University of Utah molecular pharmaceutics professor Mingnan Chen and his colleagues published a paper in 2019 detailing their work to develop a new treatment for autoimmune diseases that would target unhealthy immune cells while leaving normal, beneficial immune cells alone.

After publication, Chen received letters and emails from people around the world inquiring about potential clinical trials, hoping they would soon have better options to treat autoimmune diseases. Current treatments target all immune cells, including normal cells, and leave patients with chronic immune deficiency. “Obviously, they’re not as satisfied with their current treatment,” Chen said. “These are real people. They’re not just some phrases on the paper.”

Autoimmune diseases like Type 1 diabetes and multiple sclerosis are relatively common, and Chen has seen the diseases impact people in his life—his friend’s son has Type 1 diabetes and another friend has multiple sclerosis. In the case of Type 1 diabetes, many people develop symptoms as children. “Then their whole life they are being affected by the disease,” Chen said. “I just feel that maybe with the basic science of Type 1 diabetes and other autoimmune disorders we have, we can do something for that.”

These are real people. They’re not just some phrases on the paper.

Chen has continued to research treatments even after the successful publication in 2019. “We are passionate about developing protein-based therapeutics, antibody-based therapeutics,” Chen said. “We do that by integrating the knowledge about protein engineering, pharmaceuticals and immunology together.”

Chen’s interest in translational research and therapeutics began early in his career when he asked his Ph.D. advisor what the purpose was behind their basic immunology research, and his advisor responded that the research could help develop vaccines. While he didn’t have the opportunity to develop therapeutics in his Ph.D. program, he dove into translational research during his postdoc, and it helped that his postdoc mentor had experience starting a company.

Now, Chen describes commercialization as necessary and rewarding. “The work we are doing has great purpose.”

Within a few years of coming to the U, Chen disclosed his first inventions to the PIVOT Center and has been working with the office ever since. He called his relationship with PIVOT a “professional collaboration.”

PIVOT Associate Director of Innovation & Commercialization Aaron Duffy has worked closely with Chen. “The ultimate goal is to give Dr. Chen the ability to respond with hope to those seeking his solutions,” Duffy said.

PIVOT has assisted Chen’s lab with patent applications, corporate connections, and even helped fund his research through the Ascender Grant which PIVOT offers to help bridge the gap between research and commercialization.

“The clinical need for Dr. Chen’s exciting research is exactly why PIVOT Center has structured its Ascender Grant and Therapeutics Accelerator programs to support the University of Utah’s faculty,” Duffy said. “This convergence of development, funding, and expertise, overlaid with the same passion as Dr. Chen’s to improve patients’ lives, breaks through the traditional barriers in bringing in the right partner at these early stages to propel desperately needed therapies to the clinic.”

Chen said PIVOT and Duffy have been great partners as he works towards his goals. “We now have this goal or this drive to really promote something into the clinical trial or even clinical approval,” he said. “There’s just so much more we can do together with PIVOT Center.”

Chen’s research has also benefited from the relationships he has developed with clinicians who treat those with autoimmune diseases.

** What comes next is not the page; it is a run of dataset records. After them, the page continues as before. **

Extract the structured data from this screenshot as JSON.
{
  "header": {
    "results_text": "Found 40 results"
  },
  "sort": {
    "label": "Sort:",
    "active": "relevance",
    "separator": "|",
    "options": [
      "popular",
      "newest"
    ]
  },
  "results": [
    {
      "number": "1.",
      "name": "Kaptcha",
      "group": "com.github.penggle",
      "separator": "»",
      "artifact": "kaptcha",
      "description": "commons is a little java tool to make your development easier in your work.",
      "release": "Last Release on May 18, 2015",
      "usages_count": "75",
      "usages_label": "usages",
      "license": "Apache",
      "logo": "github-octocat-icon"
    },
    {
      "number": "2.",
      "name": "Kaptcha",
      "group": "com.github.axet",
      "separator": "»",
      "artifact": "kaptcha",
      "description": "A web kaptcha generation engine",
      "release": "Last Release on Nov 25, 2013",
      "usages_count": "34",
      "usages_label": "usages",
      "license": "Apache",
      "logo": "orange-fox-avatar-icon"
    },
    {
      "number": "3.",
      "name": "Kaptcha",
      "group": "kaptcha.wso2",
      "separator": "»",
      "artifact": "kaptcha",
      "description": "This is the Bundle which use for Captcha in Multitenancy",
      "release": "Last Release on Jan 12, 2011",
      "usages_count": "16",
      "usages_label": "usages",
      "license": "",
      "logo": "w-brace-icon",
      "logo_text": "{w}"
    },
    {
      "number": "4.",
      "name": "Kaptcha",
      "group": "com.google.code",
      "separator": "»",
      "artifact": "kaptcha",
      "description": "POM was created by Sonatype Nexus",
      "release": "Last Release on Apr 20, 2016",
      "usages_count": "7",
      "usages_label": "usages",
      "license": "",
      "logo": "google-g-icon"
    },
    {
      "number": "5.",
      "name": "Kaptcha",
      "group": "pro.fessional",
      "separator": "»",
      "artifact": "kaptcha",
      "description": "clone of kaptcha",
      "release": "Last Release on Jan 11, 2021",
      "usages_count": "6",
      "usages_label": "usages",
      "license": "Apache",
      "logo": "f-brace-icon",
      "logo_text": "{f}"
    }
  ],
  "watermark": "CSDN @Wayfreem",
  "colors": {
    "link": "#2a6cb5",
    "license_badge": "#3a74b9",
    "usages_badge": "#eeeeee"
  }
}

Chen said clinicians can offer scientists insights that they wouldn’t receive by just reading other scientific papers written by people who don’t see patients, and they can also help convince investors that there is a market for a new therapeutic.

We now have this goal or this drive to really promote something into the clinical trial or even clinical approval. ... There’s just so much more we can do together with PIVOT Center.

Chen has found that beyond the benefit of benefiting patients’ lives, his work in translation and commercialization has also improved his research. “They can raise a new question for your research direction,” he said. “Maybe it is not a very hard technology, but you may overlook that. Maybe you just make a simple switch, but that actually adds a tremendous value for your discovery.”

His commercialization efforts have also opened doors for new funding opportunities—like PIVOT’s Ascender Grant. Companies that license technologies from the university might also contract research back to the lab to support further research, and federal funding agencies require commercialization for some grants. “It’s another avenue we should not overlook,” he said. “There can be rewards in the long term and short term.”